We have a table of vocabulary items that we use to search text documents. The java program that uses this table currently reads it from a database, stores it in memory and then searches documents for individual items in the table. The table is brought into memory for performance reasons. This has worked for many years but the table has grown quite large over time and now we are starting to see Java Heap Space errors.
There is a brute force approach to solving this problem which is to upgrade to a larger server, install more memory, and then allocate more memory to the Java heap. But I'm wondering if there are better solutions. I don't think an embedded database will work for our purposes because the tables are constantly being updated and the application is hosted on multiple sites suggesting a maintenance nightmare. But, I'm uncertain about what other techniques are out there that might help in this situation.
Some more details, there are currently over a million vocabulary items (think of these items as short text strings, not individual words). The documents are read from a directory by our application, and then each document is analyzed to determine if any of the vocabulary is present in the document. If it is, we note which items are present and store them in a database.

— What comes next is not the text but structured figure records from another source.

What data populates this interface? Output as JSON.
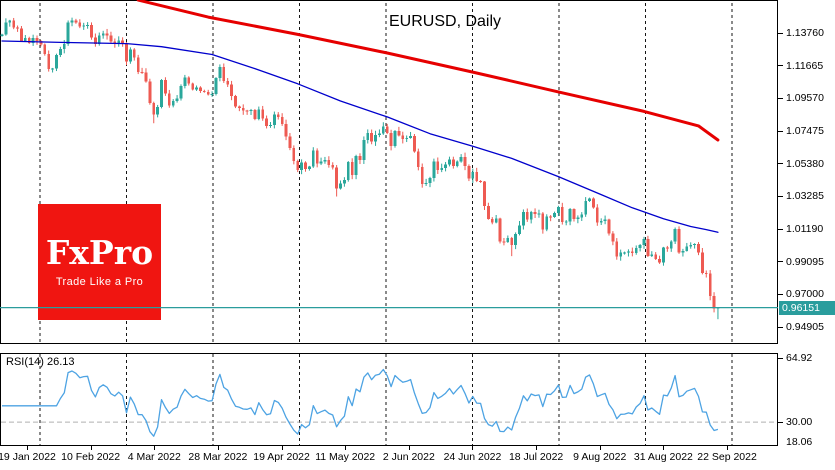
{
  "chart": {
    "title": "EURUSD, Daily",
    "symbol": "EURUSD",
    "timeframe": "Daily",
    "current_price": "0.96151"
  },
  "logo": {
    "name": "FxPro",
    "tagline": "Trade Like a Pro",
    "bg_color": "#f01511",
    "text_color": "#ffffff"
  },
  "price_axis": {
    "labels": [
      "1.13760",
      "1.11665",
      "1.09570",
      "1.07475",
      "1.05380",
      "1.03285",
      "1.01190",
      "0.99095",
      "0.97000",
      "0.94905"
    ],
    "current_label": "0.96151",
    "current_bg": "#2a9d9d"
  },
  "rsi_panel": {
    "label": "RSI(14) 26.13",
    "indicator": "RSI(14)",
    "value": "26.13",
    "scale_labels": [
      "64.92",
      "30.00",
      "18.06"
    ],
    "scale_values": [
      64.92,
      30.0,
      18.06
    ]
  },
  "date_axis": {
    "labels": [
      "19 Jan 2022",
      "10 Feb 2022",
      "4 Mar 2022",
      "28 Mar 2022",
      "19 Apr 2022",
      "11 May 2022",
      "2 Jun 2022",
      "24 Jun 2022",
      "18 Jul 2022",
      "9 Aug 2022",
      "31 Aug 2022",
      "22 Sep 2022"
    ]
  },
  "colors": {
    "bull": "#2aa79b",
    "bear": "#ee5a52",
    "sma_slow": "#e60000",
    "sma_fast": "#0000cc",
    "rsi_line": "#4da3e3",
    "price_line": "#2a9d9d",
    "grid": "#151515",
    "rsi_level": "#b0b0b0",
    "border": "#000000",
    "background": "#ffffff",
    "text": "#000000"
  },
  "chart_data": {
    "type": "candlestick",
    "title": "EURUSD, Daily",
    "x_tick_labels": [
      "19 Jan 2022",
      "10 Feb 2022",
      "4 Mar 2022",
      "28 Mar 2022",
      "19 Apr 2022",
      "11 May 2022",
      "2 Jun 2022",
      "24 Jun 2022",
      "18 Jul 2022",
      "9 Aug 2022",
      "31 Aug 2022",
      "22 Sep 2022"
    ],
    "y_ticks": [
      1.1376,
      1.11665,
      1.0957,
      1.07475,
      1.0538,
      1.03285,
      1.0119,
      0.99095,
      0.97,
      0.94905
    ],
    "current_price": 0.96151,
    "closes": [
      1.1367,
      1.1444,
      1.1455,
      1.1411,
      1.1406,
      1.1324,
      1.1344,
      1.1313,
      1.1345,
      1.1326,
      1.1301,
      1.124,
      1.1144,
      1.1148,
      1.1235,
      1.1273,
      1.1305,
      1.1442,
      1.1455,
      1.1442,
      1.1417,
      1.1424,
      1.1426,
      1.1348,
      1.1306,
      1.1359,
      1.1374,
      1.136,
      1.1323,
      1.1309,
      1.1327,
      1.1307,
      1.1193,
      1.127,
      1.1218,
      1.1125,
      1.1124,
      1.1066,
      1.0926,
      1.0854,
      1.0901,
      1.1075,
      1.0988,
      1.0911,
      1.0941,
      1.0955,
      1.1036,
      1.1091,
      1.1051,
      1.1015,
      1.1028,
      1.1004,
      1.0997,
      1.0982,
      1.0984,
      1.1086,
      1.1158,
      1.1067,
      1.1045,
      1.0971,
      1.0905,
      1.0895,
      1.0879,
      1.0876,
      1.0883,
      1.0826,
      1.0886,
      1.0828,
      1.0781,
      1.0785,
      1.0853,
      1.0838,
      1.0793,
      1.0711,
      1.0637,
      1.0556,
      1.0498,
      1.0545,
      1.0504,
      1.0519,
      1.0622,
      1.054,
      1.0551,
      1.056,
      1.0528,
      1.0513,
      1.0379,
      1.0411,
      1.0434,
      1.0549,
      1.0465,
      1.0588,
      1.0563,
      1.0691,
      1.0735,
      1.068,
      1.0723,
      1.0733,
      1.0777,
      1.0734,
      1.065,
      1.0748,
      1.0719,
      1.0695,
      1.0703,
      1.0716,
      1.0617,
      1.0518,
      1.0408,
      1.0414,
      1.0445,
      1.0551,
      1.0496,
      1.0511,
      1.0533,
      1.0566,
      1.0523,
      1.0553,
      1.0581,
      1.0523,
      1.0442,
      1.0484,
      1.0426,
      1.0423,
      1.0266,
      1.0184,
      1.016,
      1.0186,
      1.004,
      1.0036,
      1.006,
      1.0018,
      1.0088,
      1.0143,
      1.0227,
      1.018,
      1.0228,
      1.0214,
      1.0219,
      1.0115,
      1.0199,
      1.0196,
      1.0221,
      1.0261,
      1.0165,
      1.0166,
      1.0246,
      1.0182,
      1.0193,
      1.0212,
      1.0298,
      1.0316,
      1.0257,
      1.016,
      1.0171,
      1.018,
      1.009,
      1.0039,
      0.9942,
      0.9967,
      0.9968,
      0.9974,
      0.9965,
      0.9998,
      1.0015,
      1.0054,
      0.9945,
      0.9955,
      0.9928,
      0.9903,
      1.0,
      0.9995,
      1.004,
      1.012,
      0.997,
      0.9979,
      1.0006,
      1.0015,
      1.0023,
      0.997,
      0.9838,
      0.9835,
      0.969,
      0.9609,
      0.9615
    ],
    "wick_low_overrides": {
      "39": 0.0048,
      "86": 0.003,
      "131": 0.0066,
      "184": 0.0056
    },
    "overlays": [
      {
        "name": "long-term-ma",
        "color": "#e60000",
        "width": 3,
        "points_bar_price": [
          [
            35,
            1.1587
          ],
          [
            53,
            1.1478
          ],
          [
            76,
            1.1367
          ],
          [
            99,
            1.1248
          ],
          [
            121,
            1.1125
          ],
          [
            143,
            1.0998
          ],
          [
            165,
            1.0873
          ],
          [
            179,
            1.078
          ],
          [
            184,
            1.069
          ]
        ]
      },
      {
        "name": "medium-term-ma",
        "color": "#0000cc",
        "width": 1.3,
        "points_bar_price": [
          [
            0,
            1.1325
          ],
          [
            15,
            1.1316
          ],
          [
            32,
            1.1308
          ],
          [
            41,
            1.1288
          ],
          [
            54,
            1.1238
          ],
          [
            65,
            1.1148
          ],
          [
            76,
            1.105
          ],
          [
            87,
            1.094
          ],
          [
            99,
            1.0838
          ],
          [
            110,
            1.073
          ],
          [
            121,
            1.065
          ],
          [
            131,
            1.0572
          ],
          [
            143,
            1.0455
          ],
          [
            154,
            1.034
          ],
          [
            162,
            1.0255
          ],
          [
            170,
            1.0185
          ],
          [
            177,
            1.0135
          ],
          [
            181,
            1.0115
          ],
          [
            184,
            1.0098
          ]
        ]
      }
    ],
    "indicator": {
      "type": "RSI",
      "period": 14,
      "current": 26.13,
      "scale_max": 64.92,
      "scale_min": 18.06,
      "level": 30.0
    }
  }
}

The vocabulary itself is stored and maintained in a MS SQL relational database that we have been growing for years. Since, all vocabulary items must be analyzed for each document, repeatedly reading from the database is inefficient. And the number of documents that need to be analyzed each day can at some of our installations be quite large (on the order of 100K documents a day). The documents are typically 2 to 3 pages long although we occasionally see documents as large a 100 pages.